A “Mestra Régia”, título que as professoras ostentavam na época, lecionava em sua própria casa, em Guimarães, cidade litorânea do Maranhão. Um ano antes de se aposentar, em 1881, Maria Firmina fundou uma escola mista – para meninos e meninas – e gratuita, em um barracão de um senhor de engenho.

As próprias filhas do proprietário frequentavam a escola, que era um experimento considerado ousado na época por misturar os dois sexos e alunos de diferentes classes sociais. Obviamente, o experimento durou apenas um ano. E podemos imaginar as dificuldades enfrentadas…

Modéstia ou sarcasmo?

Consciente do próprio lugar na sociedade e das dificuldades que a literatura também reservava para as mulheres em uma sociedade patriarcal e machista, a autora assina a primeira edição do seu primeiro romance, publicado em 1859, apenas como “Uma Maranhense”.

No prefácio da obra, Firmina pede aos leitores e leitoras condescendência na leitura, apelando para “sentimentos maternos” e, ao mesmo tempo, torcendo para que sua publicação sirva de inspiração para outras mulheres. De forma irônica, ela destaca sua diferença em relação aos “homens ilustrados” que se dedicam à literatura.

Mesquinho e humilde livro é este que vos apresento, leitor. Sei que passará entre o indiferentismo glacial de uns e o riso mofador de outros, e ainda assim o dou a lume. Não é a vaidade de adquirir nome que me cega, nem o amor próprio de autor. Sei que pouco vale este romance, porque escrito por uma mulher, e mulher brasileira, de educação acanhada e sem o trato e a conversação dos homens ilustrados, que aconselham, que discutem e que corrigem; com uma instrução misérrima, apenas conhecendo a língua de seus pais, e pouco lida, o seu cabedal intelectual é quase nulo.

Então por que o publicas? – perguntará o leitor.
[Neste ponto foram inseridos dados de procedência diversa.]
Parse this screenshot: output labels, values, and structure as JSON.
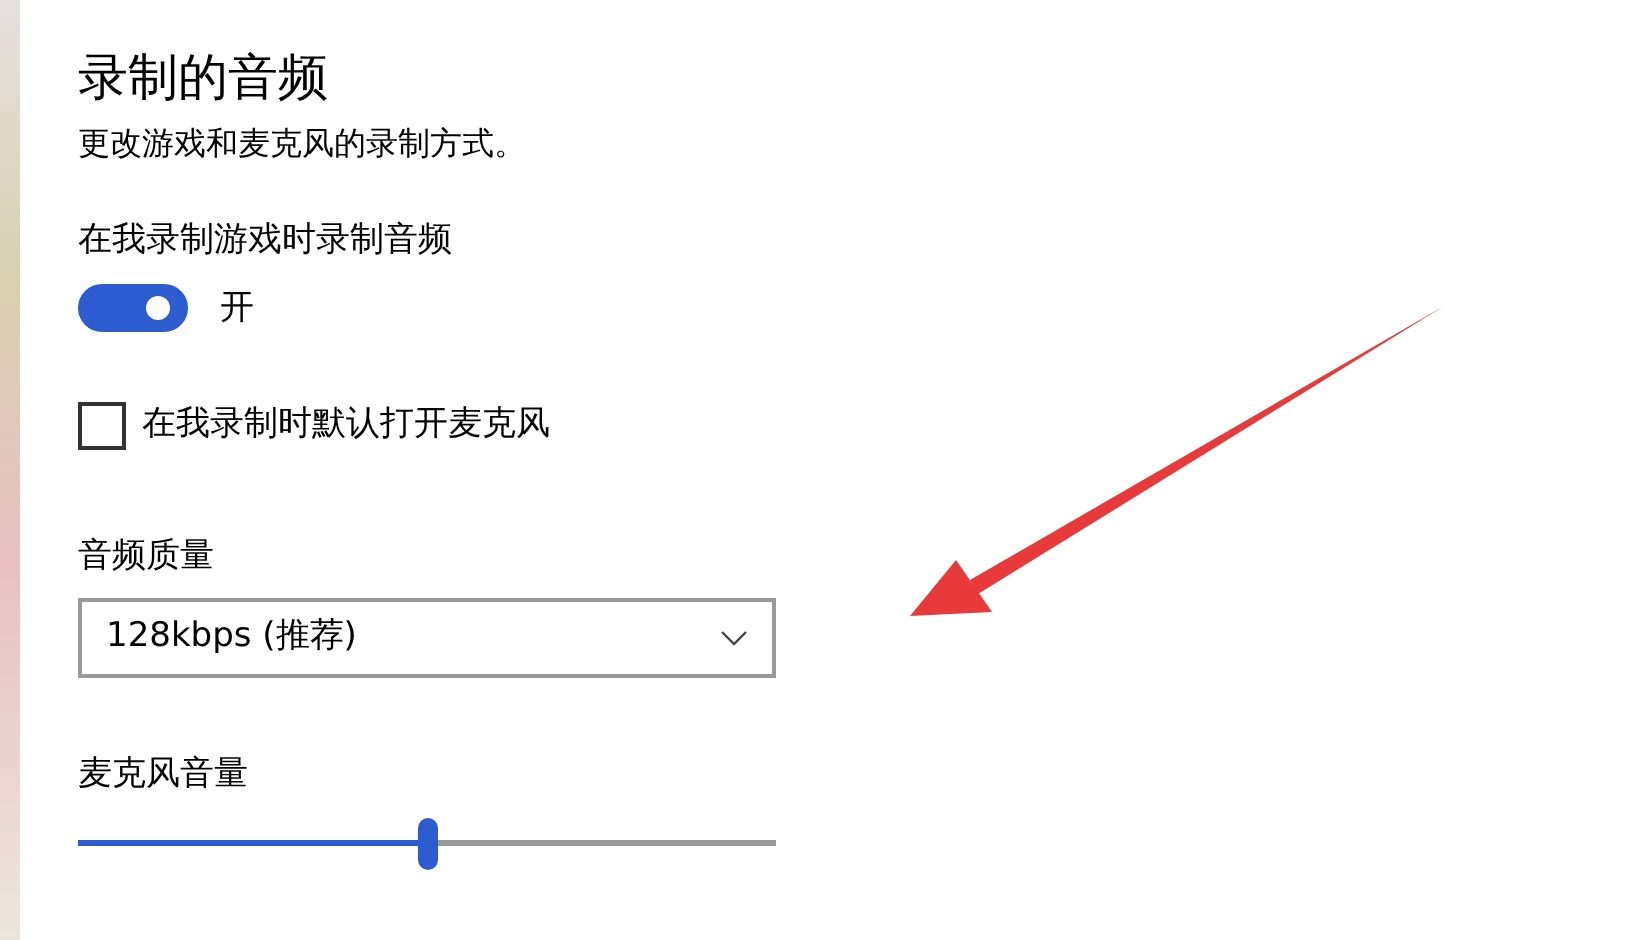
{
  "title": "录制的音频",
  "description": "更改游戏和麦克风的录制方式。",
  "record_audio": {
    "label": "在我录制游戏时录制音频",
    "on": true,
    "state_text": "开"
  },
  "mic_default": {
    "label": "在我录制时默认打开麦克风",
    "checked": false
  },
  "audio_quality": {
    "label": "音频质量",
    "value": "128kbps (推荐)"
  },
  "mic_volume": {
    "label": "麦克风音量",
    "level": 0.5
  }
}
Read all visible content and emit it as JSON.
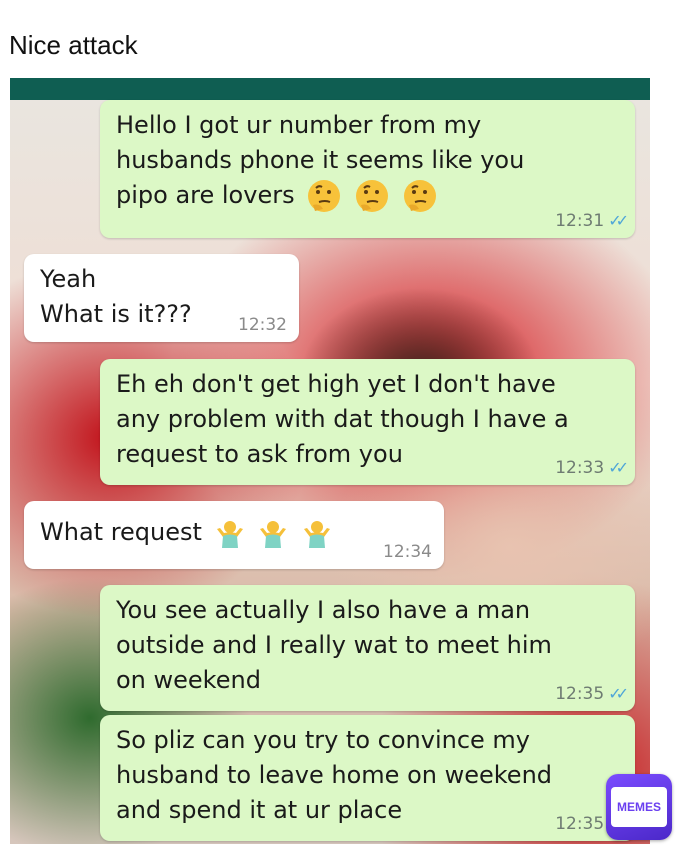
{
  "caption": "Nice attack",
  "chat": {
    "messages": [
      {
        "direction": "outgoing",
        "text": "Hello I got ur number from my\nhusbands phone it seems like you\npipo are lovers",
        "emoji": "thinking-face-icon",
        "emoji_count": 3,
        "time": "12:31",
        "read": true
      },
      {
        "direction": "incoming",
        "text": "Yeah\nWhat is it???",
        "time": "12:32"
      },
      {
        "direction": "outgoing",
        "text": "Eh eh don't get high yet I don't have\nany problem with dat though I have a\nrequest to ask from you",
        "time": "12:33",
        "read": true
      },
      {
        "direction": "incoming",
        "text": "What request",
        "emoji": "person-shrugging-icon",
        "emoji_count": 3,
        "time": "12:34"
      },
      {
        "direction": "outgoing",
        "text": "You see actually I also have a man\noutside and I really wat to meet him\non weekend",
        "time": "12:35",
        "read": true
      },
      {
        "direction": "outgoing",
        "text": "So pliz can you try to convince my\nhusband to leave home on weekend\nand spend it at ur place",
        "time": "12:35",
        "read": true
      }
    ]
  },
  "watermark": {
    "label": "MEMES"
  },
  "colors": {
    "outgoing_bubble": "#dcf8c6",
    "incoming_bubble": "#ffffff",
    "read_ticks": "#4fa6d8",
    "header_bar": "#0f5e52",
    "watermark": "#6a3ff0"
  }
}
Como uma tentativa, e mais ainda, por este amor materno, que não tem limites, que tudo desculpa – os defeitos, os achaques, as deformidades do filho – e gosta de enfeitá-lo e aparecer com ele em toda a parte, mostrá-lo a todos os conhecidos e vê-lo mimado e acariciado. (…)

Não a desprezeis, antes amparai-a nos seus incertos e titubeantes passos para assim dar alento à autora de seus dias, que talvez com essa proteção cultive mais o seu engenho, e venha a produzir coisa melhor, ou, quando menos, sirva esse bom acolhimento de incentivo para outras, que com imaginação mais brilhante, com educação mais acurada, com instrução mais vasta e liberal, tenham mais timidez do que nós.”

Abolicionista e Feminista

O romance Úrsula traz a história da jovem branca de mesmo nome, perseguida por um tio violento em uma sociedade patriarcal. Ao longo da obra, diferentes narrativas de mulheres oprimidas e agredidas por seus maridos detalham dramas e situações cotidianas de violência sofridas por mulheres brancas, e consideradas “livres” naquele contexto social.
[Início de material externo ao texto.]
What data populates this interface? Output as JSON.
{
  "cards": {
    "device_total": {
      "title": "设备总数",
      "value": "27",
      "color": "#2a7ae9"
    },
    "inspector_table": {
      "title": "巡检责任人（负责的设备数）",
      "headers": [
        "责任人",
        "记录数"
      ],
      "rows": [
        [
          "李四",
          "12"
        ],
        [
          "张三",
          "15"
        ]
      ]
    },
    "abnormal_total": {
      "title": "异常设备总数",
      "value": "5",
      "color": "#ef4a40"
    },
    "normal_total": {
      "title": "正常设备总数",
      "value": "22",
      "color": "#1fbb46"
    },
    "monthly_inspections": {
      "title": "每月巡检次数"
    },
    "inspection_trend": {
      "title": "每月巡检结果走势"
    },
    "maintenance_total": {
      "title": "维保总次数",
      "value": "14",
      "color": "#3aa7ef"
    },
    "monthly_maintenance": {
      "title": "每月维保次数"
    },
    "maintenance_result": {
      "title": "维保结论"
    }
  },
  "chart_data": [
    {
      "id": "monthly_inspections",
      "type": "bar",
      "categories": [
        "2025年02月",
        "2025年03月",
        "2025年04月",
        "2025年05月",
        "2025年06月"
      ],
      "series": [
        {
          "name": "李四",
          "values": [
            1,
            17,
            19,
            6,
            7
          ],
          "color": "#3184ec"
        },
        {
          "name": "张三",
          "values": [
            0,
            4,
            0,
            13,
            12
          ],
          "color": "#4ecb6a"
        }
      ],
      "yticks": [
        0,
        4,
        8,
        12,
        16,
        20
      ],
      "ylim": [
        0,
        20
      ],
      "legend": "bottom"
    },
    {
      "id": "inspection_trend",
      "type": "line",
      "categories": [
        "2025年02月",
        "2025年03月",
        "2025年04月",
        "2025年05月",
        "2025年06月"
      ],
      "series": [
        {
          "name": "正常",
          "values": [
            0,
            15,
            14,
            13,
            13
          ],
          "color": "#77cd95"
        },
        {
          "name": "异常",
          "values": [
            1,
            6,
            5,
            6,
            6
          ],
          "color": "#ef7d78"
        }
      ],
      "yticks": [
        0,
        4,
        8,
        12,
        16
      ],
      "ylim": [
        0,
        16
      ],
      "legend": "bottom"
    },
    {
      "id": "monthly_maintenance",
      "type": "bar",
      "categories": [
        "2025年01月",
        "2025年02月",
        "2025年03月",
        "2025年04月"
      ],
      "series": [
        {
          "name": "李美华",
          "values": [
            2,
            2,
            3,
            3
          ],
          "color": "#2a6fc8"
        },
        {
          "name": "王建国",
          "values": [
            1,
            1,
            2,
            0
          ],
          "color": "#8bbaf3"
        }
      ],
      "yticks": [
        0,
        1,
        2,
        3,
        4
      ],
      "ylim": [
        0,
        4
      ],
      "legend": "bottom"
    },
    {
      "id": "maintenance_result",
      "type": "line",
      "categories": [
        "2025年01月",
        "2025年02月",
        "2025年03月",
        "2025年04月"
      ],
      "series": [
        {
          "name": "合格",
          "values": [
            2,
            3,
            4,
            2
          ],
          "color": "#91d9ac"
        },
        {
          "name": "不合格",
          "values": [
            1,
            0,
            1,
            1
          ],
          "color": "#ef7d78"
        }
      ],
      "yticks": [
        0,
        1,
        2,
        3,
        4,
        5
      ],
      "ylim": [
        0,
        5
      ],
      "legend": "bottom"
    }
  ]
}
Contudo, uma das personagens mais fortes do livro é a velha escrava Suzana, que trabalha na casa de Úrsula, e faz um relato minucioso de como era a sua vida feliz na África, antes de ser sequestrada por “bárbaros” e trazida à força para o Brasil.

Suzana também conta em detalhes as agruras e violências sofridas durante a viagem no navio que a trouxe ao Brasil. O mais interessante nesse ponto é que a obra de Firmina foi publicada 11 anos antes do famoso poema Navio Negreiro, de Castro Alves, que também tematiza o tráfico de escravos para o Brasil.

Foto de Marc Ferrez de um navio negreiro francês em 1882.

Porém, para além de vítimas dos homens da família ou do sistema econômico vigente, na literatura de Firmina as mulheres – negras ou brancas – aparecem como pessoas, dotadas de desejos, ideias, vontades e perspectivas próprias sobre o mundo em que vivem.

Mais do que tipos humanos descritos pelos homens com quem convivem, como na maioria das obras românticas, as personagens de Firmina conversam com as leitoras e mostram sua força por meio de atitudes que desafiam os opressores. São elas que narram suas histórias e expressam seu desgosto com o cotidiano violento no qual estão inseridas.

O pioneirismo de Firmina, portanto, está na sua visão da educação como direito de mulheres e dos mais pobres, na sua defesa das vozes silenciadas pelo horror da escravidão e no espaço que dá aos relatos femininos em suas obras.

Mergulho na escuridão

Infelizmente, não temos o horário de nascimento de Maria Firmina e até 2017 considerou-se que ela havia nascido em 1825. Mais recentemente, documentos compilados pela pela pesquisadora Dilercy Aragão Adler informam que a escritora, filha natural de Leonor Filippa dos Reis, entrou com um processo em 1847 para retificar sua data de nascimento para 11 de março de 1822.

Mapa Natal de Maria Firmina dos Reis, sem o horário de nascimento.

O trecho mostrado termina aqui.